As it happens, Richard realized that Hutchison's satellite, which the company used for its telecommunications operations, could also handle television transmissions, and that led to a visionary idea. He could circumvent the government monopolies that controlled TV throughout Asia by beaming programs directly to viewers. True, few Asians owned satellite dishes. But Richard realized that demand for exotic American programming would lead entrepreneurs across the continent to buy a dish and fling cables around neighborhoods to satisfy customers. He persuaded his father to invest $62.5 million and launched Star TV. (Hutchison's total investment in Star would climb to $125 million.) Within two years, Star was bringing modern TV to isolated corners of India and China and attracting 45 million viewers.
That success, in turn, drew suitors. Rupert Murdoch wanted an Asian counterpart to his Fox Network in the U.S. and British Sky Broadcasting, and he invited Richard for a chat on his yacht in the Mediterranean in 1993. A deal was hammered out in a matter of hours. When the final payment came through two years later, Richard had earned Hutchison $950 million.
Richard followed Star with his own scheme to provide long-distance phone service to Asian businesses via satellite, but that went nowhere. In 1996 brother Victor was kidnapped by a criminal triad boss, and father Li paid a ransom estimated at more than $100 million. If that wasn't enough, Hong Kong went into recession after the Asian financial crisis hit in 1997, and the fortunes of the Li family, or at least the family's confidence in Hong Kong, seemed to be slipping.
Then came the rise of dotcoms. Richard believed satellite transmission of the Internet to TV sets in China and India would be his future, and his Pacific Century Group got $50 million in backing from Intel for that dream in 1998. His next big deal was to develop a high-tech "Cyberport" on a prime piece of land donated by the Hong Kong government--without, strangely, the territory's usual process of taking bids from potential developers. He then created Pacific Century CyberWorks through a so-called back-door listing on the Hong Kong exchange, a procedure in which an existing public company is bought and renamed. (This evades the exchange's rule that a company must have two years of profits before it can list.) CyberWorks inherited the Cyberport project, and its shares increased fifteenfold on its first day of trading.

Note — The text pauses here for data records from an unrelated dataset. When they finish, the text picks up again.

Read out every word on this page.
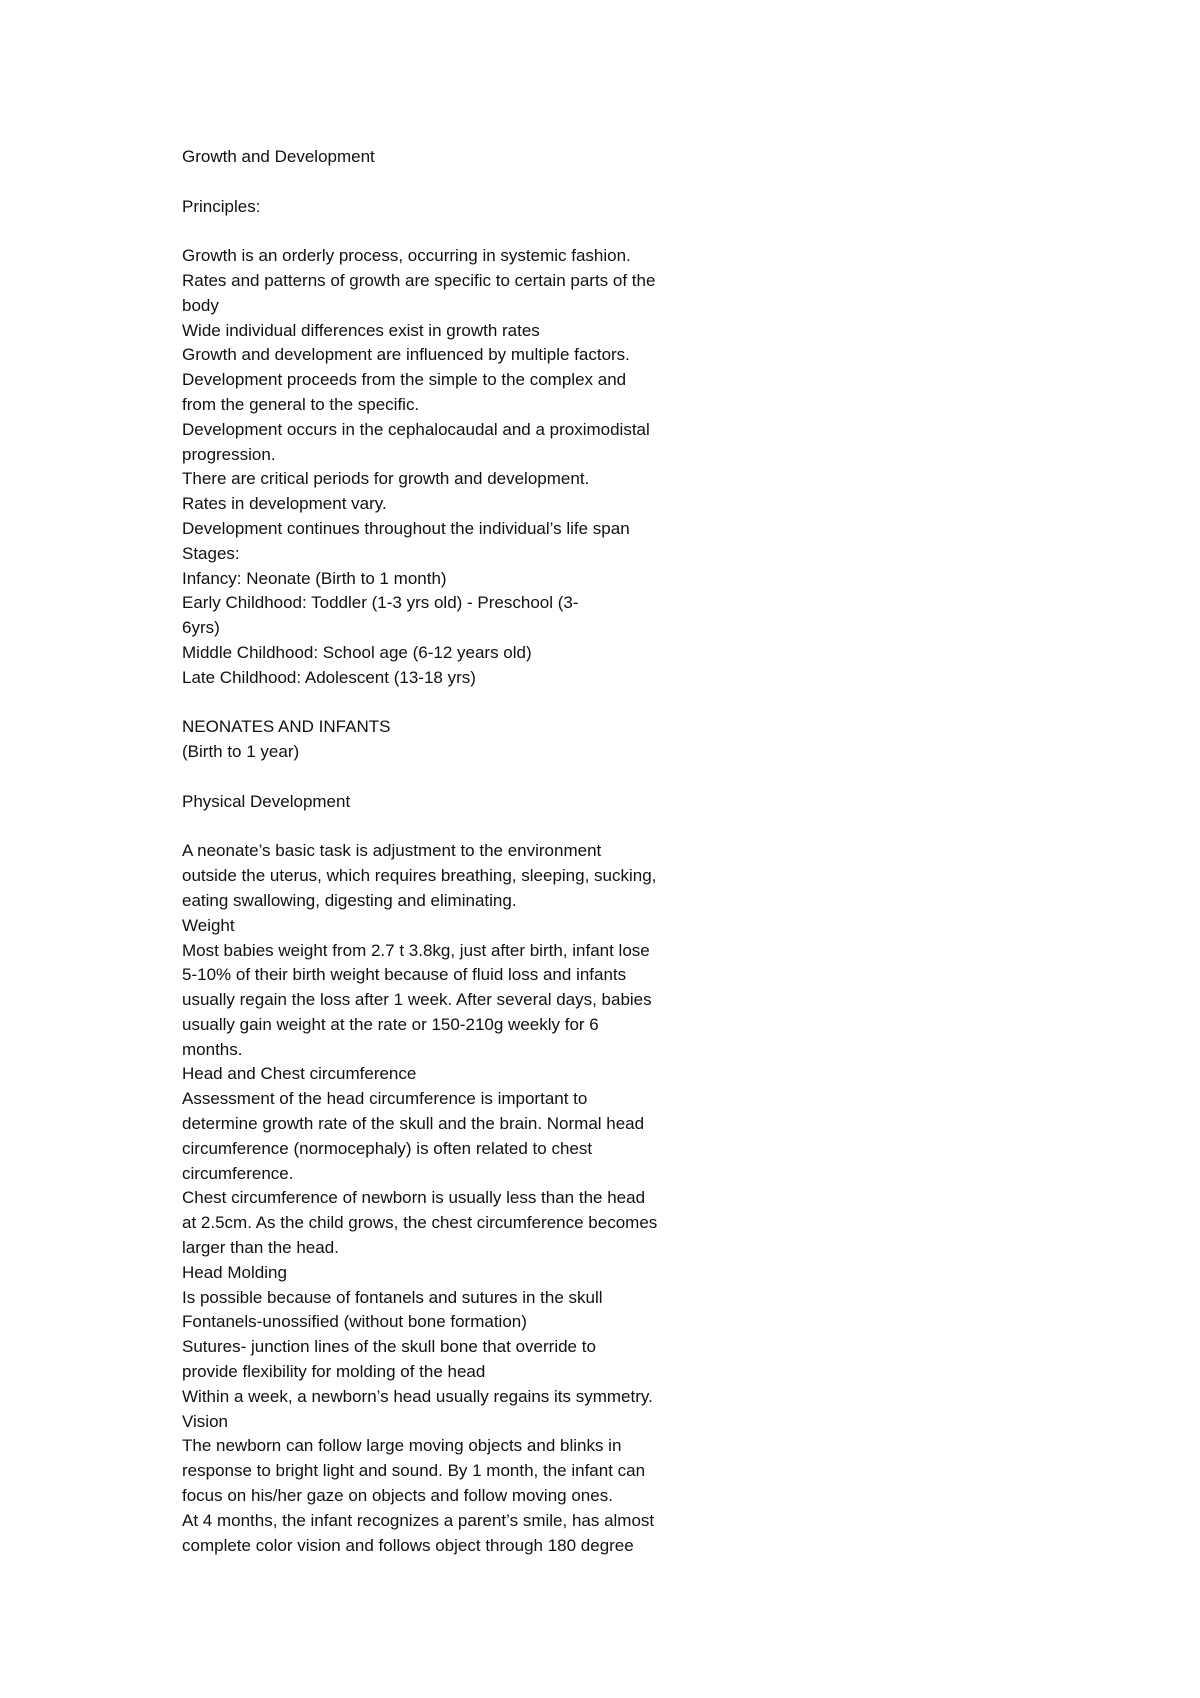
Growth and Development
Principles:
Growth is an orderly process, occurring in systemic fashion.
Rates and patterns of growth are specific to certain parts of the
body
Wide individual differences exist in growth rates
Growth and development are influenced by multiple factors.
Development proceeds from the simple to the complex and
from the general to the specific.
Development occurs in the cephalocaudal and a proximodistal
progression.
There are critical periods for growth and development.
Rates in development vary.
Development continues throughout the individual’s life span
Stages:
Infancy: Neonate (Birth to 1 month)
Early Childhood: Toddler (1-3 yrs old) - Preschool (3-
6yrs)
Middle Childhood: School age (6-12 years old)
Late Childhood: Adolescent (13-18 yrs)
NEONATES AND INFANTS
(Birth to 1 year)
Physical Development
A neonate’s basic task is adjustment to the environment
outside the uterus, which requires breathing, sleeping, sucking,
eating swallowing, digesting and eliminating.
Weight
Most babies weight from 2.7 t 3.8kg, just after birth, infant lose
5-10% of their birth weight because of fluid loss and infants
usually regain the loss after 1 week. After several days, babies
usually gain weight at the rate or 150-210g weekly for 6
months.
Head and Chest circumference
Assessment of the head circumference is important to
determine growth rate of the skull and the brain. Normal head
circumference (normocephaly) is often related to chest
circumference.
Chest circumference of newborn is usually less than the head
at 2.5cm. As the child grows, the chest circumference becomes
larger than the head.
Head Molding
Is possible because of fontanels and sutures in the skull
Fontanels-unossified (without bone formation)
Sutures- junction lines of the skull bone that override to
provide flexibility for molding of the head
Within a week, a newborn’s head usually regains its symmetry.
Vision
The newborn can follow large moving objects and blinks in
response to bright light and sound. By 1 month, the infant can
focus on his/her gaze on objects and follow moving ones.
At 4 months, the infant recognizes a parent’s smile, has almost
complete color vision and follows object through 180 degree
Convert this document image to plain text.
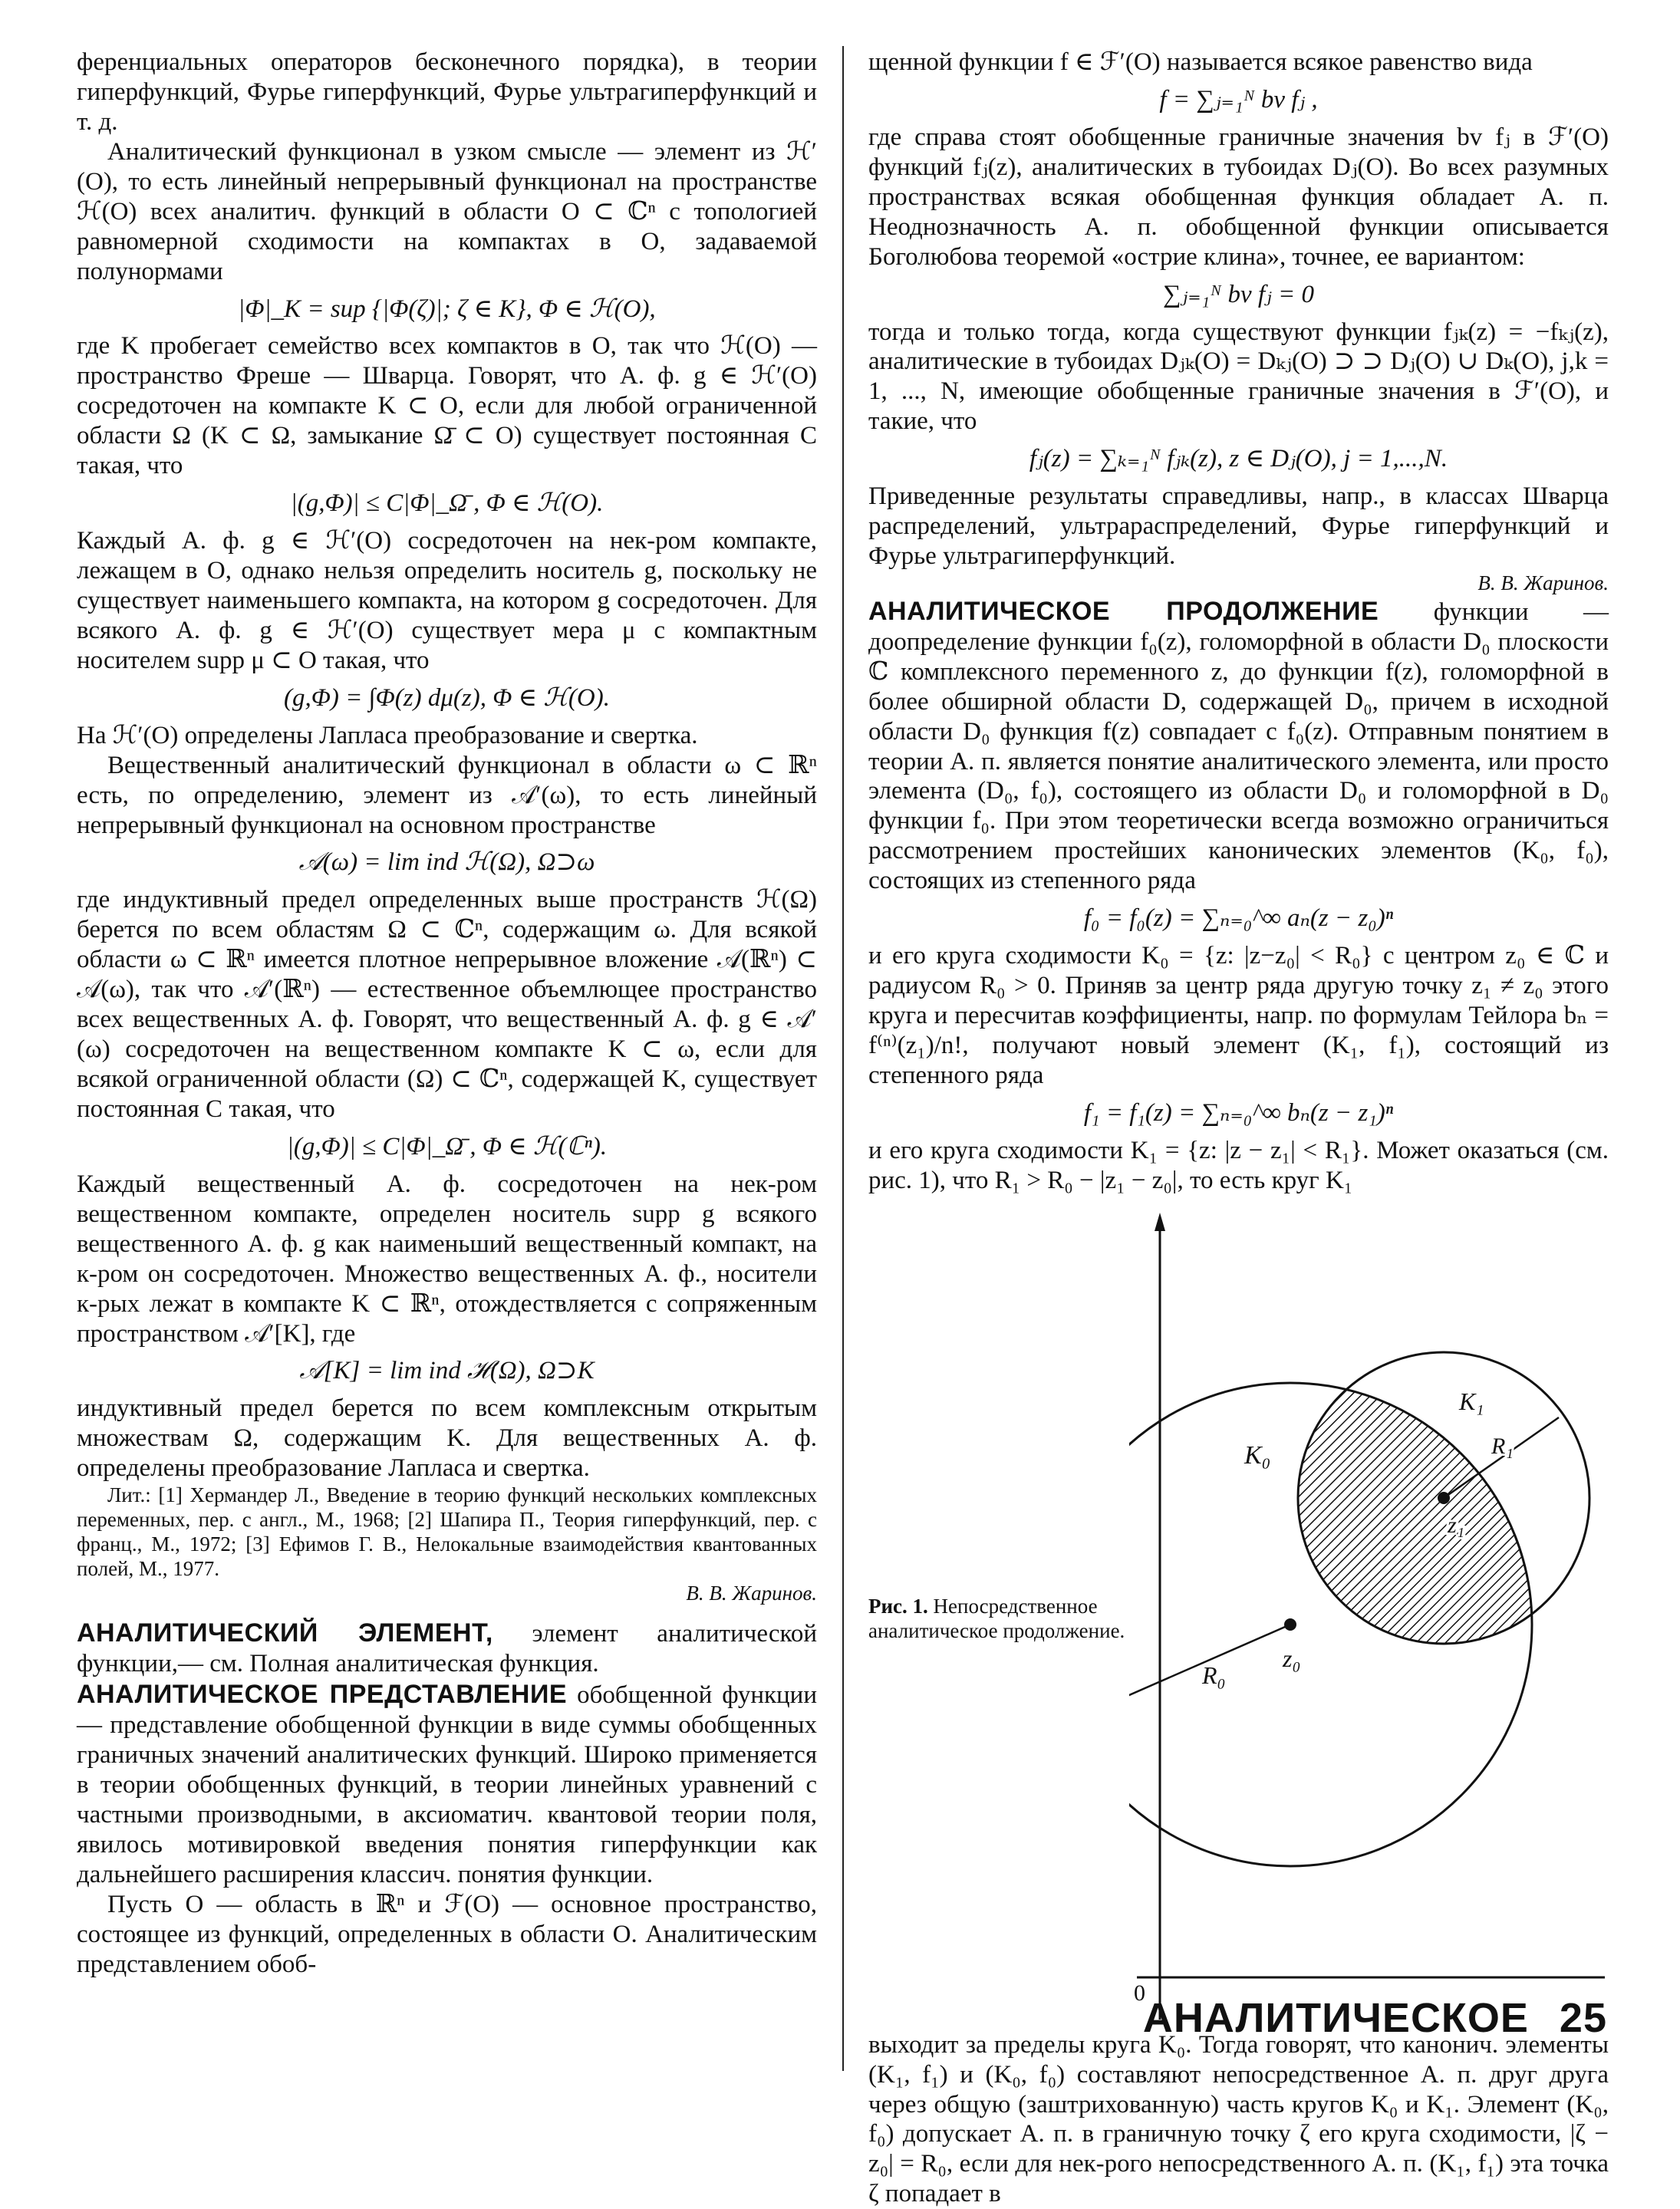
ференциальных операторов бесконечного порядка), в теории гиперфункций, Фурье гиперфункций, Фурье ультрагиперфункций и т. д.

Аналитический функционал в узком смысле — элемент из ℋ′(O), то есть линейный непрерывный функционал на пространстве ℋ(O) всех аналитич. функций в области O ⊂ ℂⁿ с топологией равномерной сходимости на компактах в O, задаваемой полунормами

|Φ|_K = sup {|Φ(ζ)|; ζ ∈ K}, Φ ∈ ℋ(O),

где K пробегает семейство всех компактов в O, так что ℋ(O) — пространство Фреше — Шварца. Говорят, что А. ф. g ∈ ℋ′(O) сосредоточен на компакте K ⊂ O, если для любой ограниченной области Ω (K ⊂ Ω, замыкание Ω̄ ⊂ O) существует постоянная C такая, что

|(g,Φ)| ≤ C|Φ|_Ω̄ , Φ ∈ ℋ(O).

Каждый А. ф. g ∈ ℋ′(O) сосредоточен на нек-ром компакте, лежащем в O, однако нельзя определить носитель g, поскольку не существует наименьшего компакта, на котором g сосредоточен. Для всякого А. ф. g ∈ ℋ′(O) существует мера μ с компактным носителем supp μ ⊂ O такая, что

(g,Φ) = ∫Φ(z) dμ(z), Φ ∈ ℋ(O).

На ℋ′(O) определены Лапласа преобразование и свертка.

Вещественный аналитический функционал в области ω ⊂ ℝⁿ есть, по определению, элемент из 𝒜′(ω), то есть линейный непрерывный функционал на основном пространстве

𝒜(ω) = lim ind ℋ(Ω), Ω⊃ω

где индуктивный предел определенных выше пространств ℋ(Ω) берется по всем областям Ω ⊂ ℂⁿ, содержащим ω. Для всякой области ω ⊂ ℝⁿ имеется плотное непрерывное вложение 𝒜(ℝⁿ) ⊂ 𝒜(ω), так что 𝒜′(ℝⁿ) — естественное объемлющее пространство всех вещественных А. ф. Говорят, что вещественный А. ф. g ∈ 𝒜′(ω) сосредоточен на вещественном компакте K ⊂ ω, если для всякой ограниченной области (Ω) ⊂ ℂⁿ, содержащей K, существует постоянная C такая, что

|(g,Φ)| ≤ C|Φ|_Ω̄ , Φ ∈ ℋ(ℂⁿ).

Каждый вещественный А. ф. сосредоточен на нек-ром вещественном компакте, определен носитель supp g всякого вещественного А. ф. g как наименьший вещественный компакт, на к-ром он сосредоточен. Множество вещественных А. ф., носители к-рых лежат в компакте K ⊂ ℝⁿ, отождествляется с сопряженным пространством 𝒜′[K], где

𝒜[K] = lim ind ℋ(Ω), Ω⊃K

индуктивный предел берется по всем комплексным открытым множествам Ω, содержащим K. Для вещественных А. ф. определены преобразование Лапласа и свертка.

Лит.: [1] Хермандер Л., Введение в теорию функций нескольких комплексных переменных, пер. с англ., М., 1968; [2] Шапира П., Теория гиперфункций, пер. с франц., М., 1972; [3] Ефимов Г. В., Нелокальные взаимодействия квантованных полей, М., 1977.

В. В. Жаринов.

АНАЛИТИЧЕСКИЙ ЭЛЕМЕНТ, элемент аналитической функции,— см. Полная аналитическая функция.

АНАЛИТИЧЕСКОЕ ПРЕДСТАВЛЕНИЕ обобщенной функции — представление обобщенной функции в виде суммы обобщенных граничных значений аналитических функций. Широко применяется в теории обобщенных функций, в теории линейных уравнений с частными производными, в аксиоматич. квантовой теории поля, явилось мотивировкой введения понятия гиперфункции как дальнейшего расширения классич. понятия функции.

Пусть O — область в ℝⁿ и ℱ(O) — основное пространство, состоящее из функций, определенных в области O. Аналитическим представлением обоб-

щенной функции f ∈ ℱ′(O) называется всякое равенство вида

f = ∑ⱼ₌₁ᴺ bv fⱼ ,

где справа стоят обобщенные граничные значения bv fⱼ в ℱ′(O) функций fⱼ(z), аналитических в тубоидах Dⱼ(O). Во всех разумных пространствах всякая обобщенная функция обладает А. п. Неоднозначность А. п. обобщенной функции описывается Боголюбова теоремой «острие клина», точнее, ее вариантом:

∑ⱼ₌₁ᴺ bv fⱼ = 0

тогда и только тогда, когда существуют функции fⱼₖ(z) = −fₖⱼ(z), аналитические в тубоидах Dⱼₖ(O) = Dₖⱼ(O) ⊃ ⊃ Dⱼ(O) ∪ Dₖ(O), j,k = 1, ..., N, имеющие обобщенные граничные значения в ℱ′(O), и такие, что

fⱼ(z) = ∑ₖ₌₁ᴺ fⱼₖ(z), z ∈ Dⱼ(O), j = 1,...,N.

Приведенные результаты справедливы, напр., в классах Шварца распределений, ультрараспределений, Фурье гиперфункций и Фурье ультрагиперфункций.

В. В. Жаринов.

АНАЛИТИЧЕСКОЕ ПРОДОЛЖЕНИЕ функции — доопределение функции f₀(z), голоморфной в области D₀ плоскости ℂ комплексного переменного z, до функции f(z), голоморфной в более обширной области D, содержащей D₀, причем в исходной области D₀ функция f(z) совпадает с f₀(z). Отправным понятием в теории А. п. является понятие аналитического элемента, или просто элемента (D₀, f₀), состоящего из области D₀ и голоморфной в D₀ функции f₀. При этом теоретически всегда возможно ограничиться рассмотрением простейших канонических элементов (K₀, f₀), состоящих из степенного ряда

f₀ = f₀(z) = ∑ₙ₌₀^∞ aₙ(z − z₀)ⁿ

и его круга сходимости K₀ = {z: |z−z₀| < R₀} с центром z₀ ∈ ℂ и радиусом R₀ > 0. Приняв за центр ряда другую точку z₁ ≠ z₀ этого круга и пересчитав коэффициенты, напр. по формулам Тейлора bₙ = f⁽ⁿ⁾(z₁)/n!, получают новый элемент (K₁, f₁), состоящий из степенного ряда

f₁ = f₁(z) = ∑ₙ₌₀^∞ bₙ(z − z₁)ⁿ

и его круга сходимости K₁ = {z: |z − z₁| < R₁}. Может оказаться (см. рис. 1), что R₁ > R₀ − |z₁ − z₀|, то есть круг K₁

K₀
K₁
R₀
R₁
z₀
z₁
0
Рис. 1. Непосредственное аналитическое продолжение.

выходит за пределы круга K₀. Тогда говорят, что канонич. элементы (K₁, f₁) и (K₀, f₀) составляют непосредственное А. п. друг друга через общую (заштрихованную) часть кругов K₀ и K₁. Элемент (K₀, f₀) допускает А. п. в граничную точку ζ его круга сходимости, |ζ − z₀| = R₀, если для нек-рого непосредственного А. п. (K₁, f₁) эта точка ζ попадает в

АНАЛИТИЧЕСКОЕ 25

When Britain's Cable & Wireless, which owned 54% of Hongkong Telecom, announced its intention to spin off non-core businesses like HKT, Richard realized that HKT had assets he could use. Chief among them: its broadband Internet service, which has 100,000 customers; its cellular-phone system and the potential of new, third-generation cellular technology to enable Internet access; and rights to a valuable deal signed by Murdoch's Star TV to provide television shows for HKT's broadband network. He eventually offered shareholders a package of shares and cash that could cost him $12 billion.
Even in his hour of triumph, Richard finds it hard to get 100% of the credit. Many analysts point out that all of Hong Kong's telecom licenses expire in 2006, and the decision on whose gets renewed will surely be made in Beijing. That's why HKT chose Richard, the analysts say--because Li Ka-shing's clout in China will smooth the way. To others, however, it looks like Superboy is perfectly capable of flying on his own.